Offenporiger Fahrbahnbelag
Neuer Asphalt macht Straßen leiser

Der Straßenverkehr ist die bedeutendste Lärmquelle im Land. Ein neuer, offenporiger Fahrbahnbelag kann den Geräuschpegel um mehr als sieben Dezibel mindern.

hsn DÜSSELDORF. Mit einem neuartigen – so genannten offenporigen – Asphalt könnten Fahrgeräusche auf stark befahrenen Straßen deutlich reduziert werden. Das zeigt ein vom Bayerischen Staatsministerium für Umwelt, Gesundheit und Verbraucherschutz gefördertes Projekt bei dem der neue Fahrbahnbelag auf drei verschiedenen Strecken über mehrere Jahre getestet wurde. Der neue Straßenbelag minderte den Geräuschpegel um mehr als sieben Dezibel. „Dies ist so viel, dass in vielen Fällen auf zusätzliche Schallschutzmaßnahmen verzichtet werden könnte“, sagt Rainer Kühne, Experte für Verkehrslärmschutz in der bayrischen Umweltbehörde.

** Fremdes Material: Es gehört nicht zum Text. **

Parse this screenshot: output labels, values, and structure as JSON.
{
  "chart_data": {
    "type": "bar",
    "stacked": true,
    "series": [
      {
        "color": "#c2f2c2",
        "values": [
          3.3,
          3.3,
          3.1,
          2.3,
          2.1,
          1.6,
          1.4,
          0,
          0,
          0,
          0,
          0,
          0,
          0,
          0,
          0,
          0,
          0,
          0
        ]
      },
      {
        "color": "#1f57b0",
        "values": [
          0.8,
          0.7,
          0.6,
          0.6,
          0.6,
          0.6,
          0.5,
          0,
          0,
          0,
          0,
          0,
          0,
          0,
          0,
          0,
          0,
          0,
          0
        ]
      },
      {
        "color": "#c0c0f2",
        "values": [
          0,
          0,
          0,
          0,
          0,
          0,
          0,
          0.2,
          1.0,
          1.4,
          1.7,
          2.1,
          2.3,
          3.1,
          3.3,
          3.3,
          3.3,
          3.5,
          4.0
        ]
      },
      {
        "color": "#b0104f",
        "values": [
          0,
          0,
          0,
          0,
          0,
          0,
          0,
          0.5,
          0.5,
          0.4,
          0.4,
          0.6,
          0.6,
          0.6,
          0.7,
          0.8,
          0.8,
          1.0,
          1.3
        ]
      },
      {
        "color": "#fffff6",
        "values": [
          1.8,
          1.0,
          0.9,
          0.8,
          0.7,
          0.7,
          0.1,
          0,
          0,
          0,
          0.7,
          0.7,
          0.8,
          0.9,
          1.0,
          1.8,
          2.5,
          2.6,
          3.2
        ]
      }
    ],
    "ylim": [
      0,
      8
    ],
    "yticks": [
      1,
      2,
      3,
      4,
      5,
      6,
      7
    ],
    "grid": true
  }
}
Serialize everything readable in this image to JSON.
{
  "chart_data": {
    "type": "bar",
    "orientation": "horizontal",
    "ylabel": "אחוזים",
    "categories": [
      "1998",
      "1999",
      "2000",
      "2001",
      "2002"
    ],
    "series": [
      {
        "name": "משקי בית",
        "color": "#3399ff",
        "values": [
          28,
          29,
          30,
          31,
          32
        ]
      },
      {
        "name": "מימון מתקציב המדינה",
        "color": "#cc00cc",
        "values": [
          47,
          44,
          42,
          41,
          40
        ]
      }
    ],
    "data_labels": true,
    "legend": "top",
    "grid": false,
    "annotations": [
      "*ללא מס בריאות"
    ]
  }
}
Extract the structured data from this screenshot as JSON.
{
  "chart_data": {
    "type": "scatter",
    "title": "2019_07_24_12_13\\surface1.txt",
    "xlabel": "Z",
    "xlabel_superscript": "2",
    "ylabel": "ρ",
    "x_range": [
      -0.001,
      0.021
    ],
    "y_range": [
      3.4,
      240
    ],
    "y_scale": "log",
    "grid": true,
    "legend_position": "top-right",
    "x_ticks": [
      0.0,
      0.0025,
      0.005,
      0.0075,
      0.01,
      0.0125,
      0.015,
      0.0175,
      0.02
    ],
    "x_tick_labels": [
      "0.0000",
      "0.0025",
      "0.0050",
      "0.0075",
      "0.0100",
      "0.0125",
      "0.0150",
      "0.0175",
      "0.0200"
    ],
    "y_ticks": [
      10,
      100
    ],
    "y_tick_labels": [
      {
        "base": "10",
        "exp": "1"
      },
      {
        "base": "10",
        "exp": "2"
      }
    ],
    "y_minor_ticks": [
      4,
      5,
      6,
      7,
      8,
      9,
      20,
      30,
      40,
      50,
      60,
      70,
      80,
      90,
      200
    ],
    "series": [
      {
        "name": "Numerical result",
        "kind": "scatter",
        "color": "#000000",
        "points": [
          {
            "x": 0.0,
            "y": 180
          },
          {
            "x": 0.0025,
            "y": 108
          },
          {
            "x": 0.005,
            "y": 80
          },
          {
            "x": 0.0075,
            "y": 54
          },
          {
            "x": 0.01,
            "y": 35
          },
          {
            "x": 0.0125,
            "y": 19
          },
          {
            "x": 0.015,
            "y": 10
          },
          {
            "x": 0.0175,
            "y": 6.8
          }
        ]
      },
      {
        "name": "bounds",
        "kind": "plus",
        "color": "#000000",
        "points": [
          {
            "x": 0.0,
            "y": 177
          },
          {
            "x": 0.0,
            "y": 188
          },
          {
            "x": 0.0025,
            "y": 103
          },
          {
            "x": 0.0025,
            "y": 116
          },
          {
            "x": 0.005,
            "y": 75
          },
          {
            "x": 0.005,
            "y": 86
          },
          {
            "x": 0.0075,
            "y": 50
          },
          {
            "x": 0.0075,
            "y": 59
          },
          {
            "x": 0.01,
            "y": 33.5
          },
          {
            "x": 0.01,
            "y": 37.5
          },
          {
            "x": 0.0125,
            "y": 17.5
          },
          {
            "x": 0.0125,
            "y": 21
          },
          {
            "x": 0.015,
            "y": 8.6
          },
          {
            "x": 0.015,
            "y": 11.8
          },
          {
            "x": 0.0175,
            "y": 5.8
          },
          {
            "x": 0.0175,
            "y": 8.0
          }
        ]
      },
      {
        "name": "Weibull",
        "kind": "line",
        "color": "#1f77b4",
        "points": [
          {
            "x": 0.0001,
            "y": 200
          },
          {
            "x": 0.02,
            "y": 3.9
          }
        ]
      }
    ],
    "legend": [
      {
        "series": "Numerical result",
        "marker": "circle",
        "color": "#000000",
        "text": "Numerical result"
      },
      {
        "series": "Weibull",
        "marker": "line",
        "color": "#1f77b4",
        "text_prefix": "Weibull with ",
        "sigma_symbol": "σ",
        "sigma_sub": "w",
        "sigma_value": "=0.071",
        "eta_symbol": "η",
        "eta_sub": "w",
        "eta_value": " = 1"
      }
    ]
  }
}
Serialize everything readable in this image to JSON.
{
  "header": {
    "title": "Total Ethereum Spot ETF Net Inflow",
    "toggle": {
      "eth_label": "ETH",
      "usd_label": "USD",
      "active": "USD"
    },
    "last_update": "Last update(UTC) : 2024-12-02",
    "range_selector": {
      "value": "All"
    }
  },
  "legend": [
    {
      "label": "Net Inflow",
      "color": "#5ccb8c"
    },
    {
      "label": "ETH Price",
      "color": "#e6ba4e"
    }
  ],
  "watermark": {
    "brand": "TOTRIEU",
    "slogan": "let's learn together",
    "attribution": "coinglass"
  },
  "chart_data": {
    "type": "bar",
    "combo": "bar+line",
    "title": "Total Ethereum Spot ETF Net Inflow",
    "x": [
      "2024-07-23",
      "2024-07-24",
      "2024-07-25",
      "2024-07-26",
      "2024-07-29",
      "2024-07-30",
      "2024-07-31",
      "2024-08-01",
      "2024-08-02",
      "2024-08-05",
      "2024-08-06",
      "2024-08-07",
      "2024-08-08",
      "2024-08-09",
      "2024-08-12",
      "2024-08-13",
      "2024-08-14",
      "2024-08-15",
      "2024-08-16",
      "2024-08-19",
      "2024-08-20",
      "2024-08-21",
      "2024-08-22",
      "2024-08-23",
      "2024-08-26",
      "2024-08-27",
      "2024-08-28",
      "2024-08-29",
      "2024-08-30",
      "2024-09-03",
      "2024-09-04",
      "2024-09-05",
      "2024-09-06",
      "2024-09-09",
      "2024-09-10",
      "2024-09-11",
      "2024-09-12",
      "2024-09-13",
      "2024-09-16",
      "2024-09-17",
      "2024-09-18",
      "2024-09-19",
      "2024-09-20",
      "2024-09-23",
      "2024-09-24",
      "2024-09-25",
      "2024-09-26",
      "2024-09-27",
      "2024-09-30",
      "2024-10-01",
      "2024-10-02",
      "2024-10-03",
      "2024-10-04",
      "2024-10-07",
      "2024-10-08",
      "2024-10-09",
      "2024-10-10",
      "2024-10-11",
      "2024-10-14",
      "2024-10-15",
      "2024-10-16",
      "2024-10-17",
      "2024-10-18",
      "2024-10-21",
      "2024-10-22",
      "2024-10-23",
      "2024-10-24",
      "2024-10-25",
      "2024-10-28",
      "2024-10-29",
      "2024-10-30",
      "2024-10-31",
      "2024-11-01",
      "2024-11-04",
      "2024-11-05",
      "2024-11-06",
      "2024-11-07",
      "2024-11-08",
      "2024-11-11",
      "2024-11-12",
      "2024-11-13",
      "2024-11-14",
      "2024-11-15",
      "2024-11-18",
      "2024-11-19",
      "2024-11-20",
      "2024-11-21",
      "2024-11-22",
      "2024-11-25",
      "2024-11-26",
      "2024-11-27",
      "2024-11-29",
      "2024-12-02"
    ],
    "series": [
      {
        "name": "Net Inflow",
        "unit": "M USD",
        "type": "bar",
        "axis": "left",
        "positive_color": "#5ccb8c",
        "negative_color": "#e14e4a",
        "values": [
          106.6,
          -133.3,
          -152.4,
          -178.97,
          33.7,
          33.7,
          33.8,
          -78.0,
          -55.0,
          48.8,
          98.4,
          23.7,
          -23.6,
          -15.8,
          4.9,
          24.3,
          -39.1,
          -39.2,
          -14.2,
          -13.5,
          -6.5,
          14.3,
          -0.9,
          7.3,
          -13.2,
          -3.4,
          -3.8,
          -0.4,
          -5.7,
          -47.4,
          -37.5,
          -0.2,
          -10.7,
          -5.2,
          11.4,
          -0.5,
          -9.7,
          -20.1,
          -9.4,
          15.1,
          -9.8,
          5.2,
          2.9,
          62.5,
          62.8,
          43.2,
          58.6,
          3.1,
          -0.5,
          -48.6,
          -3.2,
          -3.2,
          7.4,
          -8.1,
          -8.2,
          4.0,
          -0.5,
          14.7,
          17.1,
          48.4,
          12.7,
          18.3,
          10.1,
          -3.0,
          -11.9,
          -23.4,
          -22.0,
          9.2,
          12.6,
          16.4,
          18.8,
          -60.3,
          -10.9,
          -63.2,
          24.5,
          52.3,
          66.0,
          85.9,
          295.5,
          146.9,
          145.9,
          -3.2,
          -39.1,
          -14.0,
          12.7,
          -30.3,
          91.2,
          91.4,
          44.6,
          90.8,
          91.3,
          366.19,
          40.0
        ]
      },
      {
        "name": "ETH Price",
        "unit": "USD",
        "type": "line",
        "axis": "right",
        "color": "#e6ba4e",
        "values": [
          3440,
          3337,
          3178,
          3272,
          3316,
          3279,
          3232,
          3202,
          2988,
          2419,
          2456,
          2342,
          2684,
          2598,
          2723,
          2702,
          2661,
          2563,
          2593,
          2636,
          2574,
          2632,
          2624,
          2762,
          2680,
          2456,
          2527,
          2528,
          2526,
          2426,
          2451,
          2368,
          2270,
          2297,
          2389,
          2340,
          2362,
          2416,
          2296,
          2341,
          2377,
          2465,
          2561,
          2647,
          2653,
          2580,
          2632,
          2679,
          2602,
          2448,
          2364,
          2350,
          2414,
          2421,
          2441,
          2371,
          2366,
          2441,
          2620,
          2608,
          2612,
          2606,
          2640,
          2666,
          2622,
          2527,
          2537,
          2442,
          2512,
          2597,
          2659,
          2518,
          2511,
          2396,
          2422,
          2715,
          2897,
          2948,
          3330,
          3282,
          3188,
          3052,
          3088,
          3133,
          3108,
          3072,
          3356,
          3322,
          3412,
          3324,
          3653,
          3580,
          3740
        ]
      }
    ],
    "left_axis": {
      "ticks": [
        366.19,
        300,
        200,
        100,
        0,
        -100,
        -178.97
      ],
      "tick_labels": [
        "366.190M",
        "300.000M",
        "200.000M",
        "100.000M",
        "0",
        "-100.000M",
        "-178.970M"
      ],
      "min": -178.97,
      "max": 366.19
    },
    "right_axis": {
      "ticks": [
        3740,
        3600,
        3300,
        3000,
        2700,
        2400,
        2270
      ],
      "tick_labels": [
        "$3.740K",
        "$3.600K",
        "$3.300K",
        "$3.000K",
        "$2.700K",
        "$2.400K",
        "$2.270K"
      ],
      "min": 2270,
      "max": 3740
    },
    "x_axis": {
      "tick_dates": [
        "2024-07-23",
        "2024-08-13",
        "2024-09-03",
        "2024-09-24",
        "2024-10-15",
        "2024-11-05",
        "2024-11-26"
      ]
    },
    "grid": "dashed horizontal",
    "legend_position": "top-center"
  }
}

Der Straßenverkehr ist die bedeutendste Lärmquelle im Land. Der Lärm von Autos und Motorrädern ist nicht nur lästig, er kann auch zu Herz-Kreislauf-Erkrankungen führen. Daher suchen Umweltexperten beim Bund und in den Ländern seit Jahren nach wirksamen Lösungen um die störenden Fahrgeräusche weitgehend zu reduzieren. „Es hat sich gezeigt, dass dies am wirksamsten dort möglich ist, wo der Lärm entsteht“, sagt Kühne.

Normale Straßen haben heute eine feste geschlossene Fahrbahndecke. Die obere Deckschicht sorgt dafür, dass kein Wasser in die untere Schicht dringen kann und die Straßendecke im Winter nicht durch Eisbildung in dieser Schicht beschädigt wird. Die harte Decke hat jedoch den Nachteil, dass die Abrollgeräusche der Autoreifen recht laut sind.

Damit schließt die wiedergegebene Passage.